Les événements passés et plus récents démontrent la capacité d’une catastrophe à impacter, paralyser et dépasser les frontières communales. Les inondations meurtrières des vallées de la Roya et de la Vésubie, les 2 et 3 octobre 2020, l’incendie de l’usine Lubrizol, à Rouen, le 26 septembre 2019, ou bien encore, le cyclone IRMA ayant touché les Caraïbes, entre le 30 août et 17 septembre 2017, sont des exemples clés pour illustrer ces propos. Ces catastrophes naturelles mettent en exergue la pluralité des vulnérabilités territoriales et l’hétérogénéité des capacités de résiliences communales.

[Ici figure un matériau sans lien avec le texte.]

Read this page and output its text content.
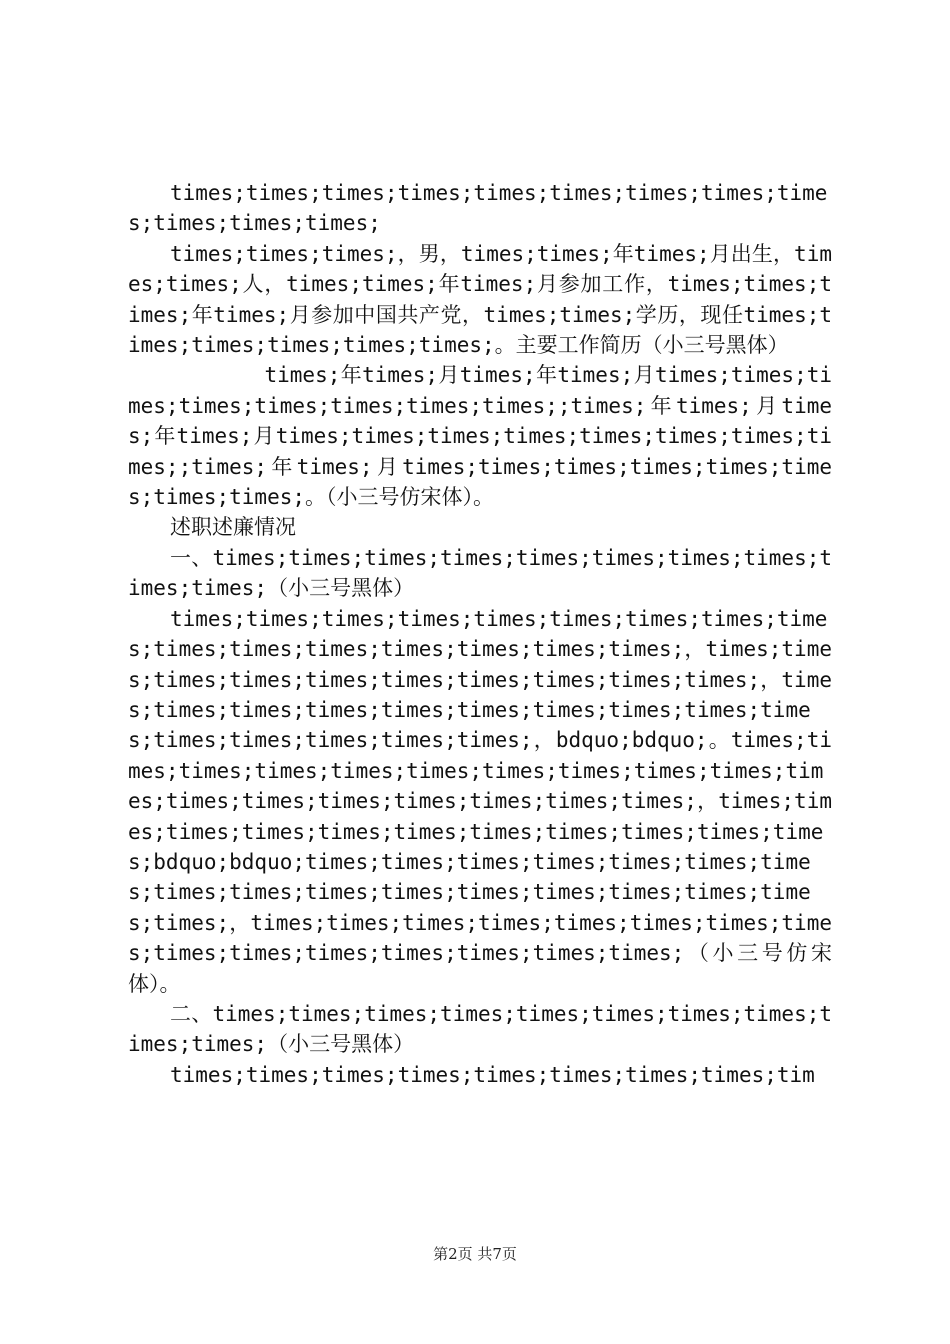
times;times;times;times;times;times;times;times;times;times;times;times;

times;times;times;，男，times;times;年times;月出生，times;times;人，times;times;年times;月参加工作，times;times;times;年times;月参加中国共产党，times;times;学历，现任times;times;times;times;times;times;。主要工作简历（小三号黑体）

times;年times;月times;年times;月times;times;times;times;times;times;times;times;;times;年times;月times;年times;月times;times;times;times;times;times;times;times;;times;年times;月times;times;times;times;times;times;times;times;。（小三号仿宋体）。

述职述廉情况

一、times;times;times;times;times;times;times;times;times;times;（小三号黑体）

times;times;times;times;times;times;times;times;times;times;times;times;times;times;times;times;，times;times;times;times;times;times;times;times;times;times;，times;times;times;times;times;times;times;times;times;times;times;times;times;times;times;，bdquo;bdquo;。times;times;times;times;times;times;times;times;times;times;times;times;times;times;times;times;times;times;，times;times;times;times;times;times;times;times;times;times;times;bdquo;bdquo;times;times;times;times;times;times;times;times;times;times;times;times;times;times;times;times;times;，times;times;times;times;times;times;times;times;times;times;times;times;times;times;times;（小三号仿宋体）。

二、times;times;times;times;times;times;times;times;times;times;（小三号黑体）

times;times;times;times;times;times;times;times;tim

第2页 共7页
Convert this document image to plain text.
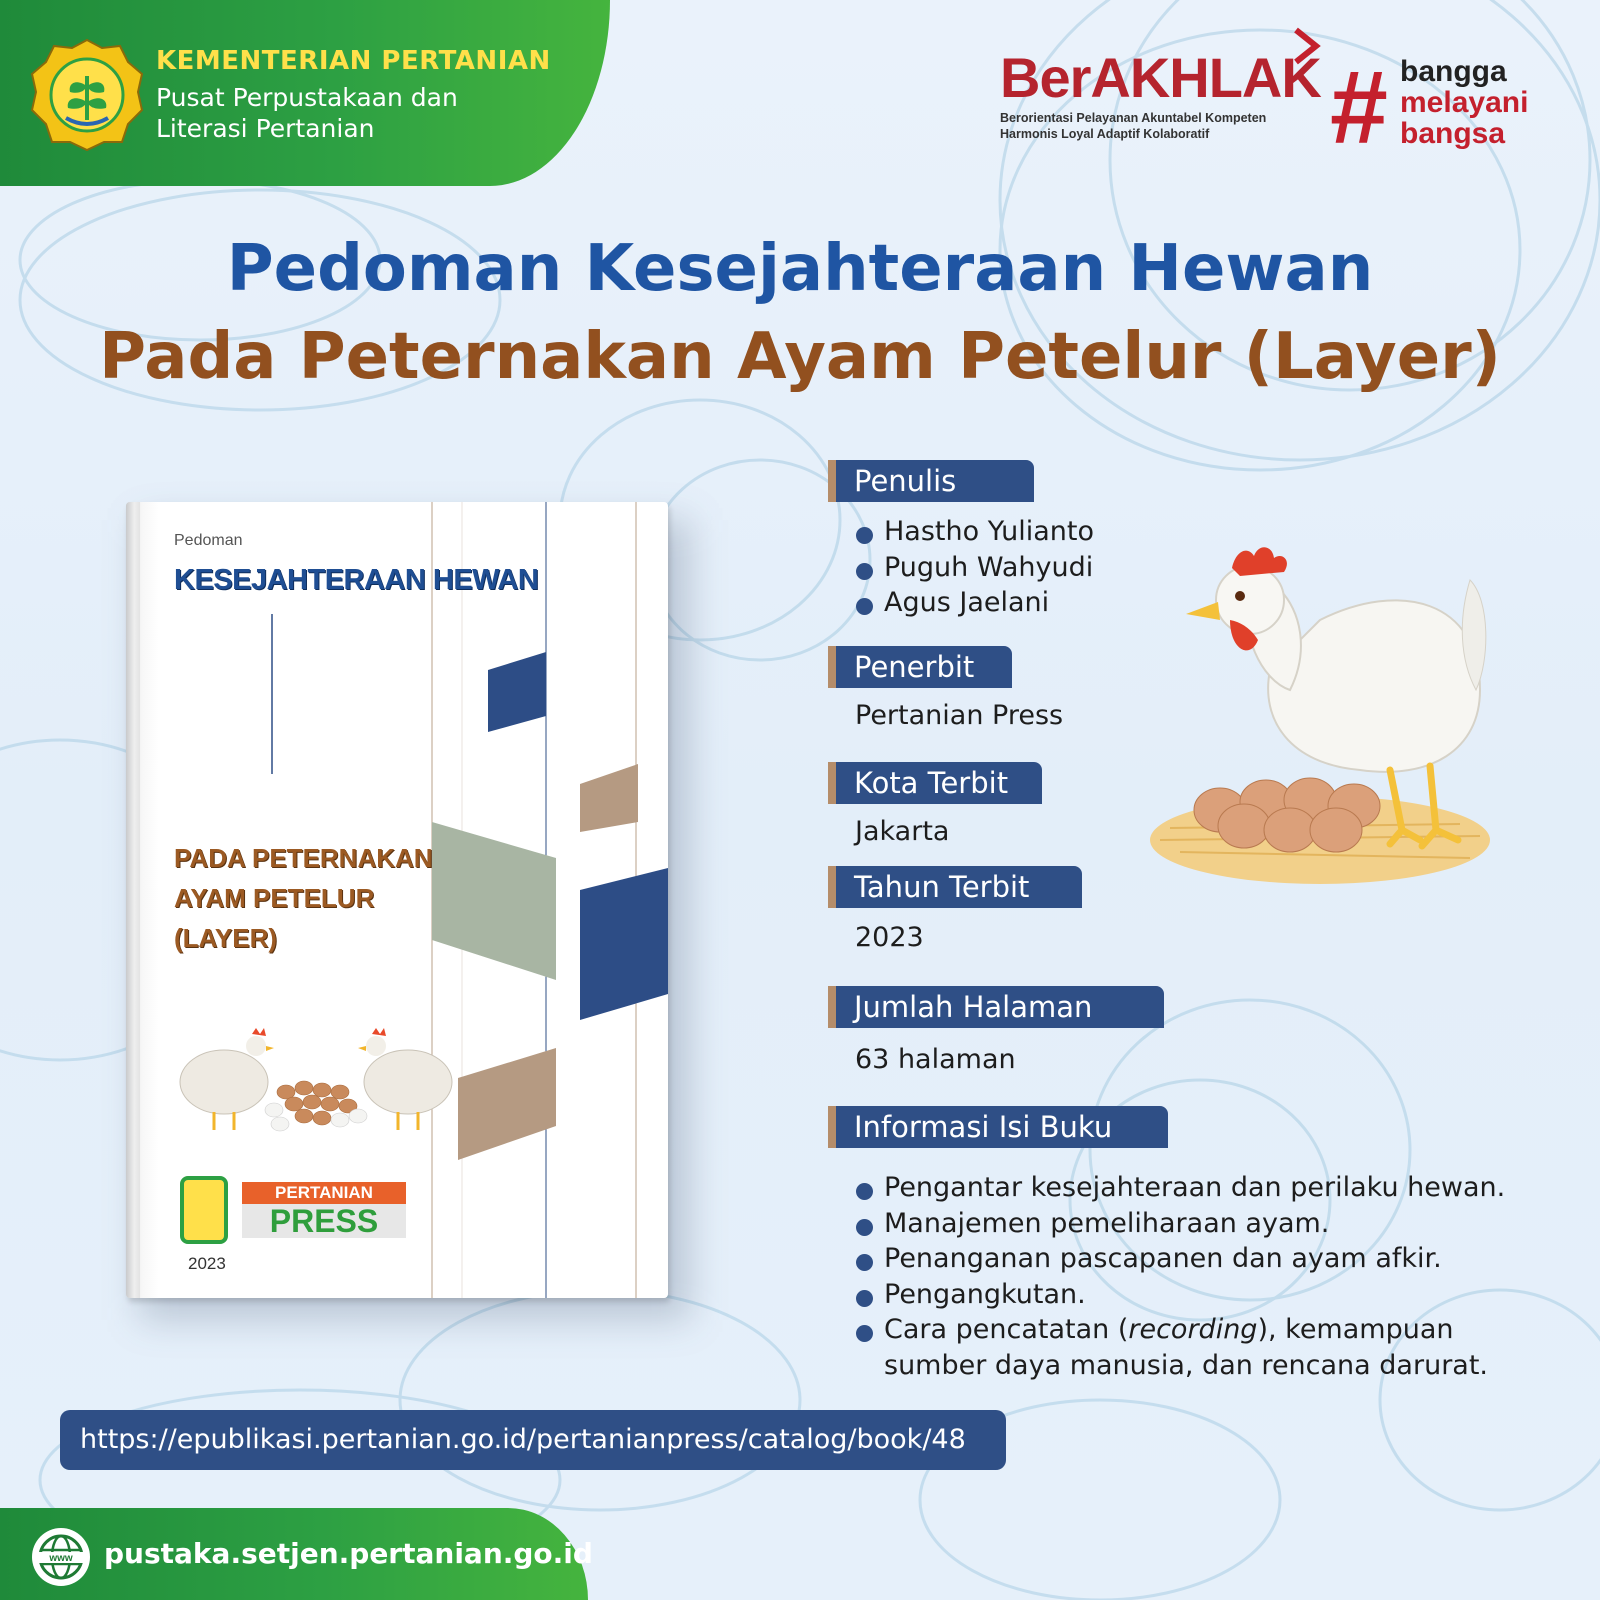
KEMENTERIAN PERTANIAN
Pusat Perpustakaan dan
Literasi Pertanian
BerAKHLAK
Berorientasi Pelayanan Akuntabel Kompeten
Harmonis Loyal Adaptif Kolaboratif	# bangga
melayani
bangsa
Pedoman Kesejahteraan Hewan
Pada Peternakan Ayam Petelur (Layer)
Pedoman
KESEJAHTERAAN HEWAN
PADA PETERNAKAN
AYAM PETELUR
(LAYER)
PERTANIAN
PRESS
2023
Penulis
Hastho Yulianto
Puguh Wahyudi
Agus Jaelani
Penerbit
Pertanian Press
Kota Terbit
Jakarta
Tahun Terbit
2023
Jumlah Halaman
63 halaman
Informasi Isi Buku
Pengantar kesejahteraan dan perilaku hewan.
Manajemen pemeliharaan ayam.
Penanganan pascapanen dan ayam afkir.
Pengangkutan.
Cara pencatatan (recording), kemampuan
sumber daya manusia, dan rencana darurat.
https://epublikasi.pertanian.go.id/pertanianpress/catalog/book/48
www pustaka.setjen.pertanian.go.id
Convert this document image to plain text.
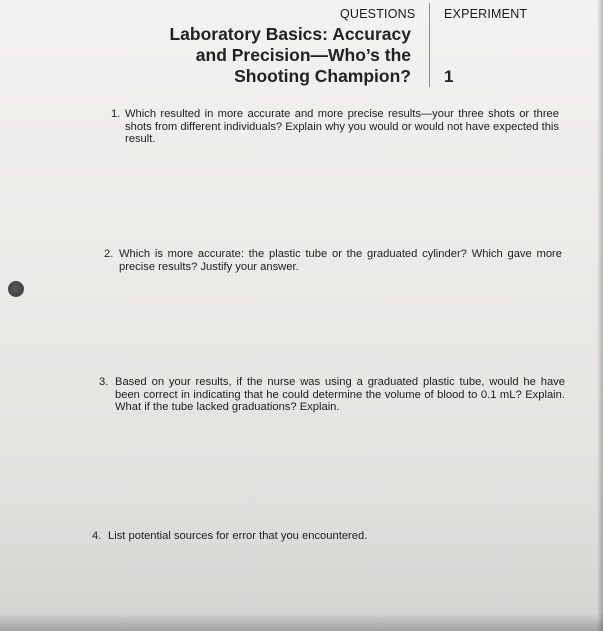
QUESTIONS EXPERIMENT
Laboratory Basics: Accuracy
and Precision—Who’s the
Shooting Champion? 1
1. Which resulted in more accurate and more precise results—your three shots or three shots from different individuals? Explain why you would or would not have expected this result.
2. Which is more accurate: the plastic tube or the graduated cylinder? Which gave more precise results? Justify your answer.
3. Based on your results, if the nurse was using a graduated plastic tube, would he have been correct in indicating that he could determine the volume of blood to 0.1 mL? Explain. What if the tube lacked graduations? Explain.
4. List potential sources for error that you encountered.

Face à l’ampleur de ces événements, une collaboration intercommunale est bien souvent mise en place de manière informelle. La gestion de la crise se fait alors entre différents espaces : les espaces à secourir, plus vulnérables (en fonction de paramètres sociaux, d’exposition à l’aléa, d’accessibilité, de ressources, etc.) et les espaces ressources, c'est-à-dire, ceux qui disposent des moyens matériels et décisionnels de protection, de secours et de récupération (d’Ercole et al., 2012). La réponse opérationnelle se matérialise par des flux entre ces deux espaces et la mise en travail d’individus plus ou moins connaisseurs de la gestion de crise et qui n’ont pas toujours l’habitude de travailler ensemble.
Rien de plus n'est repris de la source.